Lawyers for the 28-year-old University of Utah economics student had hoped to call former Interior Secretary and Idaho Gov. Cecil Andrus and NASA scientist James Hansen.
DeChristopher said that if he is not allowed to explain to jurors why he disrupted the lease sale "then it obviously makes it much more likely I'll be going to prison, but that is something I accepted. ... It's the consequences of my actions I was willing to accept throughout."
DeChristopher's attorney, Pat Shea, said the defense team is considering other options, including making a case that others who have bid at oil and gas lease auctions and not paid the government were not prosecuted. "We think there's a strong basis," Shea said, "to say, 'You didn't prosecute those people, why are you prosecuting Tim DeChristopher?' "
In granting the prosecutors' motion to exclude the global warming defense, Benson wrote that there was no "imminent harm" compelling DeChristopher to act, because it was unclear that oil and gas would be drilled, even if the leases were sold to legitimate bidders.
And, he wrote, DeChristopher's actions -- winning 14 of the hundreds of parcels that were being auctioned -- were inadequate to stem the threat. Rather than destroying a house to stop the spread of a fire, Benson wrote, "DeChristopher's actions were more akin to placing a small pile of dirt in the fire's path."
U.S. Attorney for Utah Brett Tolman said his office is pleased with the ruling.
"We now look forward to pressing on to trial and reaching a final resolution in this case," said Tolman. No trial date has been set.
DeChristopher is charged with two felonies for allegedly derailing the oil and gas lease sale last December and making a fraudulent statement when he registered as a bidder.
At the lease sale, DeChristopher bid more than $1.8 million and won a total of 14 parcels near Canyonlands and Arches national parks and Dinosaur National Monument. He said afterward that he did not intend to pay.

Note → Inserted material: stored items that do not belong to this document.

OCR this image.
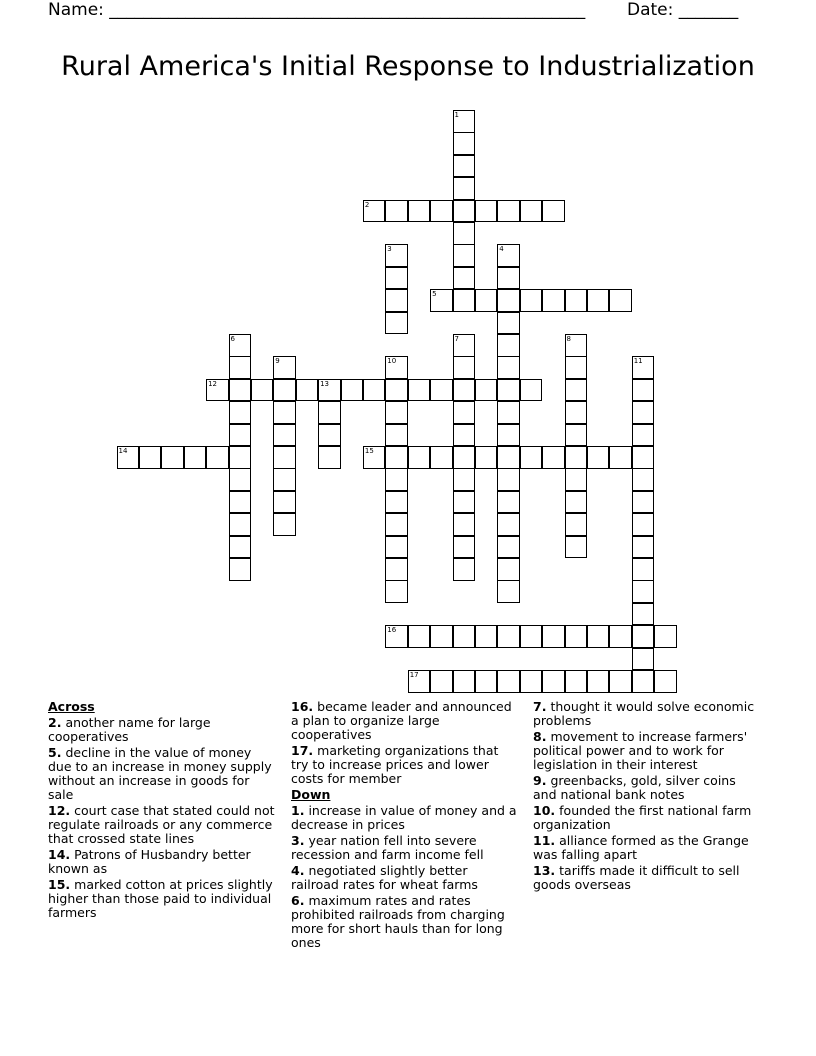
Name: ________________________________________________________ Date: _______
Rural America's Initial Response to Industrialization
1
2
3	4
5
6	7	8
9	10	11
12	13
14	15
16
17
Across
2. another name for large cooperatives
5. decline in the value of money due to an increase in money supply without an increase in goods for sale
12. court case that stated could not regulate railroads or any commerce that crossed state lines
14. Patrons of Husbandry better known as
15. marked cotton at prices slightly higher than those paid to individual farmers
16. became leader and announced a plan to organize large cooperatives
17. marketing organizations that try to increase prices and lower costs for member
Down
1. increase in value of money and a decrease in prices
3. year nation fell into severe recession and farm income fell
4. negotiated slightly better railroad rates for wheat farms
6. maximum rates and rates prohibited railroads from charging more for short hauls than for long ones
7. thought it would solve economic problems
8. movement to increase farmers' political power and to work for legislation in their interest
9. greenbacks, gold, silver coins and national bank notes
10. founded the first national farm organization
11. alliance formed as the Grange was falling apart
13. tariffs made it difficult to sell goods overseas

Former Utah Supreme Court Justice Michael Zimmerman, said it appeared DeChristopher hoped to convince jurors his civil disobedience was morally just and they should nullify the law. That can be legally problematic, Zimmerman said, and Benson apparently decided against letting the jury consider that argument.
"One can take a stance contrary to what the law said you can do," Zimmerman said, "and the civil-disobedience model is you go ahead and accept that punishment."
Some legal experts have said the government wanted to wipe out the civil-disobedience defense because it feared some jurors would side with DeChristopher. At the same time, without that defense, experts have said the U. student may not stand a chance against the charges.
DeChristopher faces up to 10 years in prison and up to $750,000 in fines if he is convicted, although Tolman has said that, because the defendant has no criminal record, he likely would receive less than five years.